Si la stratégie est une question de choix, choisir de ne pas choisir, c’est choisir de ne pas élaborer de stratégie. Après la guerre froide, pendant un certain temps, il a semblé que les États-Unis pouvaient se permettre à la fois plus d’armes et plus de beurre, pour toujours. En l’an de Notre Seigneur 2023, le CBO rapporte que le gouvernement fera défaut au cours de l’été si le plafond de la dette n’est pas relevé, et que les États-Unis ajouteront 19 <> milliards de dollars supplémentaires à leur dette au cours de la prochaine décennie.
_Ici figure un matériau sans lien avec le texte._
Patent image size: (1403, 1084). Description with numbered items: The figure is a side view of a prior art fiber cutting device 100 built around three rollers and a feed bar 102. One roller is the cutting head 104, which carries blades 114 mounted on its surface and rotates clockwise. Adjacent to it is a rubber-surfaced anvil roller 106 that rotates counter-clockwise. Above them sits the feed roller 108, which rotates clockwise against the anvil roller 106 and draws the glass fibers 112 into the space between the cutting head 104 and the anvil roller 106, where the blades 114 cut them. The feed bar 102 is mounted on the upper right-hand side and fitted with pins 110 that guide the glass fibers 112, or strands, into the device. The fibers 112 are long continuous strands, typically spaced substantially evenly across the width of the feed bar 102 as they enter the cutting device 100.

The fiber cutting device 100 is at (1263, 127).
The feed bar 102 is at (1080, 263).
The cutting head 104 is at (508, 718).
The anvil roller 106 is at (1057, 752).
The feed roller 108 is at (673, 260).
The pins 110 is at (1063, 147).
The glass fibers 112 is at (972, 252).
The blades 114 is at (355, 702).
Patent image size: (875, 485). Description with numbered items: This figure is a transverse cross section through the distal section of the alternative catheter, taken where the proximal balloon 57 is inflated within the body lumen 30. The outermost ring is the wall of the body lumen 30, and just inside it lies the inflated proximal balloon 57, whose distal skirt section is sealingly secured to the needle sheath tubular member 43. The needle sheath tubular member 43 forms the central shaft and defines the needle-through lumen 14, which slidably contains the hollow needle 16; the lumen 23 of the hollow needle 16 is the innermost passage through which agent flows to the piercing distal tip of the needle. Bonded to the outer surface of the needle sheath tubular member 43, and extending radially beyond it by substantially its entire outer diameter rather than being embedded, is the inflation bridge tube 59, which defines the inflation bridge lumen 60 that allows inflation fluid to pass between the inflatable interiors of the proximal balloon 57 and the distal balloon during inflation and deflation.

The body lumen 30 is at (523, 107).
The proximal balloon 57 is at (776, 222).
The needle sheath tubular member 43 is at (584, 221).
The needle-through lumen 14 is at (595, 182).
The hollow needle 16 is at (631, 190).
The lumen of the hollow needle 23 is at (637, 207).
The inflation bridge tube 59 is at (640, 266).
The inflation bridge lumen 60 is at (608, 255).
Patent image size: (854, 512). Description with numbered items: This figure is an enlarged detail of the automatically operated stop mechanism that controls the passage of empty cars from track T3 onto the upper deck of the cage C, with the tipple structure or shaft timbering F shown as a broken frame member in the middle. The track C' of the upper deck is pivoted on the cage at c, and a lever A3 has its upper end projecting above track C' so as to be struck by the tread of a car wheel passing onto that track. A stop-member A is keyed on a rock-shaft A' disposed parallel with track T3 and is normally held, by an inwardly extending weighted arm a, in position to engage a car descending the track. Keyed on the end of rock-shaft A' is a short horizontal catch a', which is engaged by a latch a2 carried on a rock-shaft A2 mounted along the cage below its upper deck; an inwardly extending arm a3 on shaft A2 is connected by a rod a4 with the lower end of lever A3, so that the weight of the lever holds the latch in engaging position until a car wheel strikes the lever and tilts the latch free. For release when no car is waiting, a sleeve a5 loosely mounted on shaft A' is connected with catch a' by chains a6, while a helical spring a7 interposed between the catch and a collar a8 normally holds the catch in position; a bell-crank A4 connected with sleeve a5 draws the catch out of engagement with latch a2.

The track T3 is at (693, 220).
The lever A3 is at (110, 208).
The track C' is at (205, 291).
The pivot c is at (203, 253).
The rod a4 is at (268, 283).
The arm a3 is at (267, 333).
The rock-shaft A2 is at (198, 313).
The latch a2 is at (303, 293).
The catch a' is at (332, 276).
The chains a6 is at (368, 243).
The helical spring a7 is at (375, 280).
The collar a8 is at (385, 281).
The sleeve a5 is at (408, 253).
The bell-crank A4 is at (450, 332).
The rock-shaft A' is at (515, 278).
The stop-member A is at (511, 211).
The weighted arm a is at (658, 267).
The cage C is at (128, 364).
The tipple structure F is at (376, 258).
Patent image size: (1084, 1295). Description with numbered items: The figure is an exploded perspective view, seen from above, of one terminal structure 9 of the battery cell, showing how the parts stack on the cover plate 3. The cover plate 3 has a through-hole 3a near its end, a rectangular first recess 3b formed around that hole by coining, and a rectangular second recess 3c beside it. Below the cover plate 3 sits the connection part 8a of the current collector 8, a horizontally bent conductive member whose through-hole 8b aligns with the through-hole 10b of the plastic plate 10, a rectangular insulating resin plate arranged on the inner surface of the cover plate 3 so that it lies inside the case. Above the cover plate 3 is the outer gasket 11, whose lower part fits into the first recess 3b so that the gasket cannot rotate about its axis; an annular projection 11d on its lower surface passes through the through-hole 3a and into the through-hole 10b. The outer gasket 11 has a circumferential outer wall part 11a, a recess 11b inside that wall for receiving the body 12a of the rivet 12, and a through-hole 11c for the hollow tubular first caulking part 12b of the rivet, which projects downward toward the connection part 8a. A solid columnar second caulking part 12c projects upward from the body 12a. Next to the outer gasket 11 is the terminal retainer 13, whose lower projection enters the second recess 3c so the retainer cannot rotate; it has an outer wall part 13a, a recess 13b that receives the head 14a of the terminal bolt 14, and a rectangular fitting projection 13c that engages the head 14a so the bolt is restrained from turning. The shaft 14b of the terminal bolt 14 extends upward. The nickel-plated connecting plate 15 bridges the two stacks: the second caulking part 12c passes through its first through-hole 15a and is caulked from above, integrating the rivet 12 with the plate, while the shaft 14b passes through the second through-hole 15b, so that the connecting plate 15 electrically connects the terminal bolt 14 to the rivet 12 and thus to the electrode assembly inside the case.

La fête se termine. Comme Steven Pearlstein l’a écrit dans le Washington Post, même maintenir la croissance de la dette nationale au même rythme que l’économie américaine nécessiterait des mesures drastiques, d’une manière ou d’une autre. Vous pouvez choisir votre propre aventure:
Des coupes d’environ 20 % dans toutes les dépenses discrétionnaires, de défense et non défense. Ou cela nécessiterait une augmentation de 8% des impôts sur le revenu, les salaires et les sociétés. Ou vous pourriez y arriver en réduisant les dépenses de prestations sociales – principalement la sécurité sociale et l’assurance-maladie – de 9%.
Il y a plus d’une décennie, le secrétaire à la Défense Robert Gates a pris l’Europe par les revers et a mis en garde contre une « diminution de l’appétit et de la patience au Congrès américain – et dans le corps politique américain au sens large – pour dépenser des fonds de plus en plus précieux au nom de nations apparemment réticentes… d’être des partenaires sérieux et capables dans leur propre défense.
L’Europe n’a pas tenu compte de l’avertissement, et Washington n’a pas mis de « ou bien » à la fin de la phrase. Mais toutes les personnes impliquées devraient probablement réfléchir: si le choix pour les Américains se résume au remplacement de la hanche de tante Sally, à la réduction d’impôt de papa, à contenir la Chine ou à la subvention de défense d’Oncle Olaf, où la hache est-elle le plus susceptible de tomber?